Salimos de allí y el valenciano de dejaba de hurgarse los bolsillos, y entraba en un mutismo total, y sudaba. Más adelante dijo:
- Coño, aquí todo es una estafa, uno viene imaginándose tantas cosas como las películas que ve en Hollywood; crees que te las vas a comer, y te llevas estos chascos. Sinceramente me estafaron. Estoy viendo que traía quinientos dólares, sólo encuentro que me quedan doscientos. Qué vaina esta, tengo ganas de devolverme y reclamar. ¿Y reclamar cómo si no sé un coño de inglés?
Se detenía, se quedaba pensativo porque ahora decía que había traído más de mil dólares.
De ahí en adelante, el camino a casa fue en absoluto silencio, hasta que nos despedimos.

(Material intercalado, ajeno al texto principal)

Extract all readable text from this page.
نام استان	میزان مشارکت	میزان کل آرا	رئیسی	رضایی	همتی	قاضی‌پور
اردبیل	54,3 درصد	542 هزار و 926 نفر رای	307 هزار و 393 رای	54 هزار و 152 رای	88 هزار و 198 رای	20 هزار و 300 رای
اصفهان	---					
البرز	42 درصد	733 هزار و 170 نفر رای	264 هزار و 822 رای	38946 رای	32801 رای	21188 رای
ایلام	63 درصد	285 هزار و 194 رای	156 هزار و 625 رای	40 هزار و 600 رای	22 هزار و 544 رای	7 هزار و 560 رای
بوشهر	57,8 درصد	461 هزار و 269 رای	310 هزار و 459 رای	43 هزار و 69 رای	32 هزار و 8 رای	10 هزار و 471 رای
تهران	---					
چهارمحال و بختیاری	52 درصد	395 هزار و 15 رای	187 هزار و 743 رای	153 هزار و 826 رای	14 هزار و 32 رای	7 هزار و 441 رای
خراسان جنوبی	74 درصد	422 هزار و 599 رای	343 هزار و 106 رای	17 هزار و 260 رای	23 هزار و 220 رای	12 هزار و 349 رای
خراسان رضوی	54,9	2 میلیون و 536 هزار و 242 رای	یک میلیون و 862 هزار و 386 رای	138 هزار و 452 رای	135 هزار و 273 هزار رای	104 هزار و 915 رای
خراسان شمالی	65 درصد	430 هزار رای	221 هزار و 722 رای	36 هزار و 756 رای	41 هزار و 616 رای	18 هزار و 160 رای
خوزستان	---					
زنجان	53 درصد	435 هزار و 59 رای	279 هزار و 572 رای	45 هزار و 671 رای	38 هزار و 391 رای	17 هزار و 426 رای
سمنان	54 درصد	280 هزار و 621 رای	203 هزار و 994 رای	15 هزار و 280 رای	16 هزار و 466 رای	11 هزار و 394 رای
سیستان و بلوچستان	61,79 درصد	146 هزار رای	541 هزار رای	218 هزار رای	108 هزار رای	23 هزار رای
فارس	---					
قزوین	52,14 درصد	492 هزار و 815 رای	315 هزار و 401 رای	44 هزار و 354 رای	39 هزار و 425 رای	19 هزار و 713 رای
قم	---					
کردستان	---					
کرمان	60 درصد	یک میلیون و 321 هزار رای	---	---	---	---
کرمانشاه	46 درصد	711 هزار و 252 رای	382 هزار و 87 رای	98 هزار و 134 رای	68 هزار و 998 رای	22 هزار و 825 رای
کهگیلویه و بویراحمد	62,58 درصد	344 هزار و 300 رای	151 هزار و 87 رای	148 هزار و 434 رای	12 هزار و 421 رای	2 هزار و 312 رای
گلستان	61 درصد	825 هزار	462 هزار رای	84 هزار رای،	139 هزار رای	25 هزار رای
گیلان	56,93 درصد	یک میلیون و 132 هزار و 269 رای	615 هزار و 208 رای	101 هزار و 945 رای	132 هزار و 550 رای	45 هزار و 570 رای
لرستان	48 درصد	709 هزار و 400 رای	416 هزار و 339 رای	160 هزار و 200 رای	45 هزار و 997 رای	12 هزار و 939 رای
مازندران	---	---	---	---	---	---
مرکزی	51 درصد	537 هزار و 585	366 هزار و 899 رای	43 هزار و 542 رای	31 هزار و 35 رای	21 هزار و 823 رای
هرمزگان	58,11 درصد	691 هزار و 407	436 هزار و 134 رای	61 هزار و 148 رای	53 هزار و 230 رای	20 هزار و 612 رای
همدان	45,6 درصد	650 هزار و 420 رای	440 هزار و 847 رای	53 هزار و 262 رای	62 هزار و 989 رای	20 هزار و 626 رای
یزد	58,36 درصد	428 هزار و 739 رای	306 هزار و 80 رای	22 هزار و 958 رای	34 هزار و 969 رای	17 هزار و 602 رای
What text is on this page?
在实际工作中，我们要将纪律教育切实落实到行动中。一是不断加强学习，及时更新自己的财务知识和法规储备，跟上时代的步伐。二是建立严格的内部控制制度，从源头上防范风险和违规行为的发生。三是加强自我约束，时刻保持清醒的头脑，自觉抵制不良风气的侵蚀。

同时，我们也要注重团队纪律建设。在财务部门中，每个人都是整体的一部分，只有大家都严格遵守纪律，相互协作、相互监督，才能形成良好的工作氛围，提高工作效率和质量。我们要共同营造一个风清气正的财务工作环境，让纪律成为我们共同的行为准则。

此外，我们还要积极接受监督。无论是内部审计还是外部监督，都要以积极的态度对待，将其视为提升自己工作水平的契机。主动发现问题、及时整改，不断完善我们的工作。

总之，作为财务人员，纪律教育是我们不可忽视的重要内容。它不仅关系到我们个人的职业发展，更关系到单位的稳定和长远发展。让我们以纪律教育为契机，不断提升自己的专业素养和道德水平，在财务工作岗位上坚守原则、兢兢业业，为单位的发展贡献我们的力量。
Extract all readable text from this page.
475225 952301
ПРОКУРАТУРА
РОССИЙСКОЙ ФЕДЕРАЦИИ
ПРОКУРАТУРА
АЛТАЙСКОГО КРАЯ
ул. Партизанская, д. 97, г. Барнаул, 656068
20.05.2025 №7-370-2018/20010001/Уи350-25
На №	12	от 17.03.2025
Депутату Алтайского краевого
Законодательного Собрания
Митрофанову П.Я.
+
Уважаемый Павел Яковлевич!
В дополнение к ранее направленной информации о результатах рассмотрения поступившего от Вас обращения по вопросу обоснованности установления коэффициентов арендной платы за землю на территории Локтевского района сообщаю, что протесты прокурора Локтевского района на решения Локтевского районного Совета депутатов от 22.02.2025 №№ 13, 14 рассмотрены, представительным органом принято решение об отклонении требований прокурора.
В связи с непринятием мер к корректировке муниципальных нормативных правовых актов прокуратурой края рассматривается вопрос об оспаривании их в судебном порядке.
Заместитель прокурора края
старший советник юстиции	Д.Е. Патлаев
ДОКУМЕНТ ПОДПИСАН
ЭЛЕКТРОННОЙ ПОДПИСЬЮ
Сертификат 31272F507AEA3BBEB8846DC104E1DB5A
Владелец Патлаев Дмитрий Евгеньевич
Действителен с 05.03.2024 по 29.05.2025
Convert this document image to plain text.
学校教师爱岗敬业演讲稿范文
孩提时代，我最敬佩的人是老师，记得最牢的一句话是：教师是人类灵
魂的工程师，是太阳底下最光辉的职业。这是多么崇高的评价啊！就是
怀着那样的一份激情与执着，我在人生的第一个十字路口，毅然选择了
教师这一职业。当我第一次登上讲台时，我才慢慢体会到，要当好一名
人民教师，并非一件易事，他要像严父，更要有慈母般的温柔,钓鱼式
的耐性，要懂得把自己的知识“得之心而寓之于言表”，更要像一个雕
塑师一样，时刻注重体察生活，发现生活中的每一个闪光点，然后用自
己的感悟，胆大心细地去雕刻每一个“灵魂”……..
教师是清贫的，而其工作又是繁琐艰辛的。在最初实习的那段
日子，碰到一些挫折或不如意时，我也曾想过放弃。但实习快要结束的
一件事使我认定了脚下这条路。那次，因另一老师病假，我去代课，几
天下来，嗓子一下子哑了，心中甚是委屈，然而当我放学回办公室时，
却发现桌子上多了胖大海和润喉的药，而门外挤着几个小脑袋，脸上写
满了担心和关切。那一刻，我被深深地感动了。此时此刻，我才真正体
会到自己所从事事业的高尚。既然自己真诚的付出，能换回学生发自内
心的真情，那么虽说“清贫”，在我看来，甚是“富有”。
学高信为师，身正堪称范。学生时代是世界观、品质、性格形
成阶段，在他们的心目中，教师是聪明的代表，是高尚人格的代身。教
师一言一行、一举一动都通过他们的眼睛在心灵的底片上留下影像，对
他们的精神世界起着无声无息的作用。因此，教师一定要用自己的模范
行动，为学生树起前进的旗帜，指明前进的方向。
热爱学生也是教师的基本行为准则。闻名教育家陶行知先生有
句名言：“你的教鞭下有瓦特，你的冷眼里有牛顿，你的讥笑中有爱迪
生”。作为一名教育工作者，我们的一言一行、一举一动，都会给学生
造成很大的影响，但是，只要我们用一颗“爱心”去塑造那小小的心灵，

Unos carros descapotados pasaban a alta velocidad, profusión de luces en la avenida Wilshere perdiéndose en el horizonte como estallidos de serpentinas; los grandes autobuses que hacen la ruta de Wilshere hacia Hollywood iban casi vacíos; sirenas de la policía; un tipo que me muestra una bolsa sujetada en la boca y que sonríe con una mueca desolada. Más allá una adolescente en un parque semidesnuda, echada en la grama y que me hace señas. Luego una pareja de ancianos ambos en shores, que pasean un par de perros negros descomunales. Un raimbow coalición de chicanos, hindúes, negros, chinos y salvadoreños bailando en una plazoleta al son que les tocan unos krishnas con panderetas.
Otra vez en mi apartamento.
Otra vez la soledad que muerde y escuece. El ambiente pesado y crudo.
Sería dos meses más tarde cuando volví a ver al colega valenciano, estando a punto de irse de Los Ángeles. Me dijo que estaba empacando sus cosas porque se mudaba para Texas, donde se quedaría un año y que de allí luego pasaría un tiempo en Miami donde contaba con muchos amigos. Que su verdadero sueño antes de regresarse a su país era comprarse una camioneta, una nevera con dispensador de cubitos de hielo, equipos de sonido, dos televisores, juegos de comedor, juego de recibo y una cama con colchón de agua. Reiterándome que él ya no estaba para perder su vida metido en una “jaula”.